8. BUYING AN ANNUITY

Although the government plans to remove the obligation to buy an annuity, most people will need to annuitise if they want a pension to live on in retirement. Annuities are based on government fixed-interest investments known as gilts, and other bonds, the prices of which move up and down like equities, although normally less dramatically. If you intend to annuitise then it makes sense as you approach retirement to begin transferring your savings into investments which are moving in line with gilts.

Lifestyling does this automatically, as it moves money across from equities to gilts. If you want to protect today the value of the pension you can claim in the next few years, then consider a switch into a bond or gilt fund to match your pension plans.

9. DRAWDOWN

However, if you don't plan to buy an annuity at retirement, but to enter drawdown, then your time horizon just got a lot bigger. With drawdown, your money remains invested, and you withdraw an income to live on. If you enter drawdown with the intention of not annuitising until you are 75, 80, 90 or never, then your money still has 20 or 30 years plus to ride out the storms.

10. BULL RUN PRIZE

In any race, you can get to the final hurdle and falter because suddenly your confidence runs dry. It is the same with investments. Given the bumpy ride of the last decade, why should anyone be optimistic about the future?

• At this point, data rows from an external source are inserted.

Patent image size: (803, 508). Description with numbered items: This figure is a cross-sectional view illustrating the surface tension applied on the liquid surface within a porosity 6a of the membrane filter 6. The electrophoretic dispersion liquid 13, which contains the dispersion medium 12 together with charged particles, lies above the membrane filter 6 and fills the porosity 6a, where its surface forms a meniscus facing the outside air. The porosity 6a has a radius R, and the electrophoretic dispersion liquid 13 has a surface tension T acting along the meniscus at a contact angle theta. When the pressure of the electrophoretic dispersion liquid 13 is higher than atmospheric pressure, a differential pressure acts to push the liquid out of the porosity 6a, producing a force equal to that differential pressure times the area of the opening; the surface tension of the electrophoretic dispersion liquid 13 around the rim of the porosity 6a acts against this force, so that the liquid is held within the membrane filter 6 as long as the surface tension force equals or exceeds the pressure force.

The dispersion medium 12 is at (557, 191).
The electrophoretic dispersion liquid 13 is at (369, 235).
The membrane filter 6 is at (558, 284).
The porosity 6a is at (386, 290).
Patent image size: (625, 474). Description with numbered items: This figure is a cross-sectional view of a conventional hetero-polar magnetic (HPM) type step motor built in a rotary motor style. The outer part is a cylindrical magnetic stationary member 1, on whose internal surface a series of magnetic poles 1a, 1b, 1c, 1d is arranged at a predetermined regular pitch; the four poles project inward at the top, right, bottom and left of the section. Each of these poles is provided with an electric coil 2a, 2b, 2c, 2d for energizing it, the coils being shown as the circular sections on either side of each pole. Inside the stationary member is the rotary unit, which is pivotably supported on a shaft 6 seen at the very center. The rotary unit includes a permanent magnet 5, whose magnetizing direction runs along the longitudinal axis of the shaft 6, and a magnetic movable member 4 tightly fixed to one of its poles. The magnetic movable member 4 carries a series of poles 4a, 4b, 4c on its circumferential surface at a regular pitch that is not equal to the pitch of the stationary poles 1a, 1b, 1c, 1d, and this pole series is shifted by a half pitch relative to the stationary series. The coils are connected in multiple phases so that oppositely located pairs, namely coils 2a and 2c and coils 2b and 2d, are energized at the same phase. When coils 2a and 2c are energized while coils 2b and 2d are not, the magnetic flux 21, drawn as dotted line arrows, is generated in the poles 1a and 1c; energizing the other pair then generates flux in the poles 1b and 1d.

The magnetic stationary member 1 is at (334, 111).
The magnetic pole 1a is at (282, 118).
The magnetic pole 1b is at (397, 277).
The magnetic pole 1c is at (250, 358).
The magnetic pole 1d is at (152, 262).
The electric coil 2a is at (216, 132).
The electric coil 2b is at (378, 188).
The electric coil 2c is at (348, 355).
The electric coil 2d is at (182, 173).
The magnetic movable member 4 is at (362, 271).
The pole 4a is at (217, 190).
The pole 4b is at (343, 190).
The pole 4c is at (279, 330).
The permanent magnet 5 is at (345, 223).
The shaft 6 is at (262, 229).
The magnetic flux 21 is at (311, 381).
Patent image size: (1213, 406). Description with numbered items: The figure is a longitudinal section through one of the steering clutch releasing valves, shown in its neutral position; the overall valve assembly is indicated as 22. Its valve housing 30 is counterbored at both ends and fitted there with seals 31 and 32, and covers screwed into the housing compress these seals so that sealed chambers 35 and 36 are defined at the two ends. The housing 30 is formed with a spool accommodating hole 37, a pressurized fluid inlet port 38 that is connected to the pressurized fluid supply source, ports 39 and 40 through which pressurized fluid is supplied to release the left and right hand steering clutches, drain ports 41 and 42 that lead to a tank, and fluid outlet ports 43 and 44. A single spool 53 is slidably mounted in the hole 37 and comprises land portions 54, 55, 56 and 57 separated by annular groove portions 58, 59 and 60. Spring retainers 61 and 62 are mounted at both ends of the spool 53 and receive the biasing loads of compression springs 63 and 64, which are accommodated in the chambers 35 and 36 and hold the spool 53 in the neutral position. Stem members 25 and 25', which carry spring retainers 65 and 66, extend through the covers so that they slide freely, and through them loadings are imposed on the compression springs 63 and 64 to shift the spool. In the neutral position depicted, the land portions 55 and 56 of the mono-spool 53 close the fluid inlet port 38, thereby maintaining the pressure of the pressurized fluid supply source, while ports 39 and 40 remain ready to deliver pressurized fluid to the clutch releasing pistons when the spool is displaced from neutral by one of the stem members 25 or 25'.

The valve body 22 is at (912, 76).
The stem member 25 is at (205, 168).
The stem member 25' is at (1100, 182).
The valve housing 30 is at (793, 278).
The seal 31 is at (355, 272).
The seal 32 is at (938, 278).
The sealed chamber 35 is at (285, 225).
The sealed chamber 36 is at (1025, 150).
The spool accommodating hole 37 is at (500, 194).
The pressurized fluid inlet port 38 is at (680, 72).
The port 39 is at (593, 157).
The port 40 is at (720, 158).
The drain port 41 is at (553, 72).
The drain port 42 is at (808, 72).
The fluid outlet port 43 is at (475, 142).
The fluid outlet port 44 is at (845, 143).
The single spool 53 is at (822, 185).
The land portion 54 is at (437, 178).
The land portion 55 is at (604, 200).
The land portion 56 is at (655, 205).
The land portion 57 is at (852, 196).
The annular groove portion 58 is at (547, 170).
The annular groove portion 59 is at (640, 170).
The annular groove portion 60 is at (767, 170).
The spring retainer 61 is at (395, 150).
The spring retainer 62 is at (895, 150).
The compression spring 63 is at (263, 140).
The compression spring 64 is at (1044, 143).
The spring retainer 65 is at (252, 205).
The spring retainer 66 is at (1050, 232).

Johnston is confident of better days to come. He says: "It is true the UK market remains challenging, not least because of the drop in dividends from the banks and now BP. But the potential for growth in China, Brazil, India and other parts of the world is enormous. And even in the UK some dividends are very attractive. "

The progressive yield on equities is currently 3.6 per cent, with dividends from AstraZeneca yielding 4.9 per cent, British American Tobacco 5.1 per cent, GlaxoSmithKline 5.5 per cent, Vodafone 6.4 per cent and so forth. Cox says: "Just because the economy is weak, it doesn't mean stock markets will be weak."

Hopes of a boom in the next decade are not blind optimism. At some stage in the UK, the privatised banks will be sold off, probably in chunks. This will supply a fillip for stock markets at home, with the coalition eager to emulate the success of the privatisation booms of the 1980s.